The ruling is the most recent development in political squabbling that started even before Mr. Khan’s departure in April and is just one of many judicial battles that he and his Pakistan Tehreek-e-Insaf party are currently engaged in.
After the election commission determined that Imran Khan lied to officials about gifts he received from foreign leaders while in office, he was barred from competing for political office for five years on Friday.
The ruling is the most recent development in political squabbling that started even before Mr. Khan’s removal in April and is just one of many judicial battles that he and his Pakistan Tehreek-e-Insaf (PTI) party are currently engaged in.
Following the decision, his supporters attacked vehicles as they departed the Election Commission of Pakistan (ECP) headquarters. One of his attorneys, Gohar Khan, stated that the ECP has determined Imran Khan to have engaged in corrupt activities. “We are going to contest it immediately away in the High Court.”
One of Khan’s security officers was taken into custody by the police after he shot at the ground.
His followers stopped some roads in the eastern city of Lahore, while in Faisalabad, they used burning tyres to halt traffic. The police in Islamabad tweeted that the city’s security was “on high alert.”
The involvement of the commission in this case is due to the requirement that elected officials register all of their assets, a practise that rights monitors criticise as silencing political opposition in Pakistan’s courts.
The dispute revolves around a government division called “Toshakhana,” which during the Mughal Empire refers to the “treasure chambers” used by the princely rulers of the subcontinent to preserve and display gifts showered on them.
All gifts must be disclosed by public authorities, however those worth less than a specific amount may be kept.
The recipient can occasionally purchase more expensive products from Toshakhana at a discount of about 50% of their worth, up from 20% while Mr. Khan was in office. These items must go to Toshakhana, though.

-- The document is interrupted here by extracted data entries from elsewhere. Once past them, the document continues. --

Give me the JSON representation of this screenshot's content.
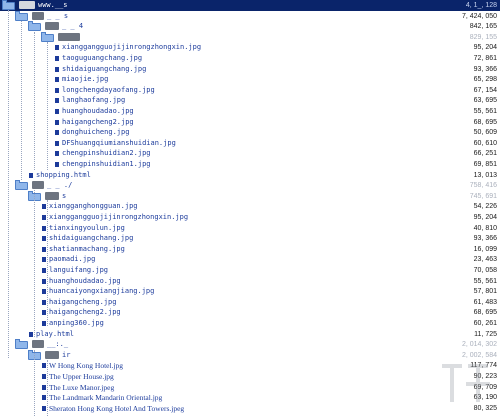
{
  "colors": {
    "selection": "#0a246a",
    "text": "#1d3c9c",
    "folder": "#8fb6ea",
    "file_marker": "#1c3a9a"
  },
  "rows": [
    {
      "kind": "folder",
      "label": "www.__s",
      "size": "4, 1_, 128",
      "sel": true,
      "indent": 0,
      "blur": "0"
    },
    {
      "kind": "folder",
      "label": "_ _ s",
      "size": "7, 424, 050",
      "indent": 1,
      "blur": "2"
    },
    {
      "kind": "folder",
      "label": "_ _ 4",
      "size": "842, 165",
      "indent": 2,
      "blur": "4"
    },
    {
      "kind": "folder",
      "label": "",
      "size": "829, 155",
      "indent": 3,
      "blur": "6",
      "grey": true
    },
    {
      "kind": "file",
      "label": "xianggangguojijinrongzhongxin.jpg",
      "size": "95, 204",
      "indent": 4
    },
    {
      "kind": "file",
      "label": "taoguguangchang.jpg",
      "size": "72, 861",
      "indent": 4
    },
    {
      "kind": "file",
      "label": "shidaiguangchang.jpg",
      "size": "93, 366",
      "indent": 4
    },
    {
      "kind": "file",
      "label": "miaojie.jpg",
      "size": "65, 298",
      "indent": 4
    },
    {
      "kind": "file",
      "label": "longchengdayaofang.jpg",
      "size": "67, 154",
      "indent": 4
    },
    {
      "kind": "file",
      "label": "langhaofang.jpg",
      "size": "63, 695",
      "indent": 4
    },
    {
      "kind": "file",
      "label": "huanghoudadao.jpg",
      "size": "55, 561",
      "indent": 4
    },
    {
      "kind": "file",
      "label": "haigangcheng2.jpg",
      "size": "68, 695",
      "indent": 4
    },
    {
      "kind": "file",
      "label": "donghuicheng.jpg",
      "size": "50, 609",
      "indent": 4
    },
    {
      "kind": "file",
      "label": "DFShuangqiumianshuidian.jpg",
      "size": "60, 610",
      "indent": 4
    },
    {
      "kind": "file",
      "label": "chengpinshuidian2.jpg",
      "size": "66, 251",
      "indent": 4
    },
    {
      "kind": "file",
      "label": "chengpinshuidian1.jpg",
      "size": "69, 851",
      "indent": 4
    },
    {
      "kind": "file",
      "label": "shopping.html",
      "size": "13, 013",
      "indent": 2
    },
    {
      "kind": "folder",
      "label": "_ _ ./",
      "size": "758, 416",
      "indent": 1,
      "grey": true,
      "blur": "2"
    },
    {
      "kind": "folder",
      "label": "s",
      "size": "745, 691",
      "indent": 2,
      "grey": true,
      "blur": "4"
    },
    {
      "kind": "file",
      "label": "xiangganghongguan.jpg",
      "size": "54, 226",
      "indent": 3
    },
    {
      "kind": "file",
      "label": "xianggangguojijinrongzhongxin.jpg",
      "size": "95, 204",
      "indent": 3
    },
    {
      "kind": "file",
      "label": "tianxingyoulun.jpg",
      "size": "40, 810",
      "indent": 3
    },
    {
      "kind": "file",
      "label": "shidaiguangchang.jpg",
      "size": "93, 366",
      "indent": 3
    },
    {
      "kind": "file",
      "label": "shatianmachang.jpg",
      "size": "16, 099",
      "indent": 3
    },
    {
      "kind": "file",
      "label": "paomadi.jpg",
      "size": "23, 463",
      "indent": 3
    },
    {
      "kind": "file",
      "label": "languifang.jpg",
      "size": "70, 058",
      "indent": 3
    },
    {
      "kind": "file",
      "label": "huanghoudadao.jpg",
      "size": "55, 561",
      "indent": 3
    },
    {
      "kind": "file",
      "label": "huancaiyongxiangjiang.jpg",
      "size": "57, 801",
      "indent": 3
    },
    {
      "kind": "file",
      "label": "haigangcheng.jpg",
      "size": "61, 483",
      "indent": 3
    },
    {
      "kind": "file",
      "label": "haigangcheng2.jpg",
      "size": "68, 695",
      "indent": 3
    },
    {
      "kind": "file",
      "label": "anping360.jpg",
      "size": "60, 261",
      "indent": 3
    },
    {
      "kind": "file",
      "label": "play.html",
      "size": "11, 725",
      "indent": 2
    },
    {
      "kind": "folder",
      "label": "__:._",
      "size": "2, 014, 302",
      "indent": 1,
      "grey": true,
      "blur": "2"
    },
    {
      "kind": "folder",
      "label": "ir",
      "size": "2, 002, 584",
      "indent": 2,
      "grey": true,
      "blur": "4"
    },
    {
      "kind": "file",
      "label": "W Hong Kong Hotel.jpg",
      "size": "117, 774",
      "indent": 3,
      "serif": true
    },
    {
      "kind": "file",
      "label": "The Upper House.jpg",
      "size": "90, 223",
      "indent": 3,
      "serif": true
    },
    {
      "kind": "file",
      "label": "The Luxe Manor.jpeg",
      "size": "69, 709",
      "indent": 3,
      "serif": true
    },
    {
      "kind": "file",
      "label": "The Landmark Mandarin Oriental.jpg",
      "size": "63, 190",
      "indent": 3,
      "serif": true
    },
    {
      "kind": "file",
      "label": "Sheraton Hong Kong Hotel And Towers.jpeg",
      "size": "80, 325",
      "indent": 3,
      "serif": true
    }
  ]
}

For reasons of national security, Mr. Khan has claimed he did not register some presents; but, in a written submission, he acknowledged purchasing items for close to 22 million rupees ($100,000) and reselling them for more than double that amount.
Mr. Khan’s prohibition, if upheld by the courts, will thwart one of his primary strategies for upsetting the nation’s political system as he pushes for a general election before the one scheduled for October next year.
All PTI legislators have resigned from the National Assembly, the lower chamber of Parliament, prompting a number of by-elections.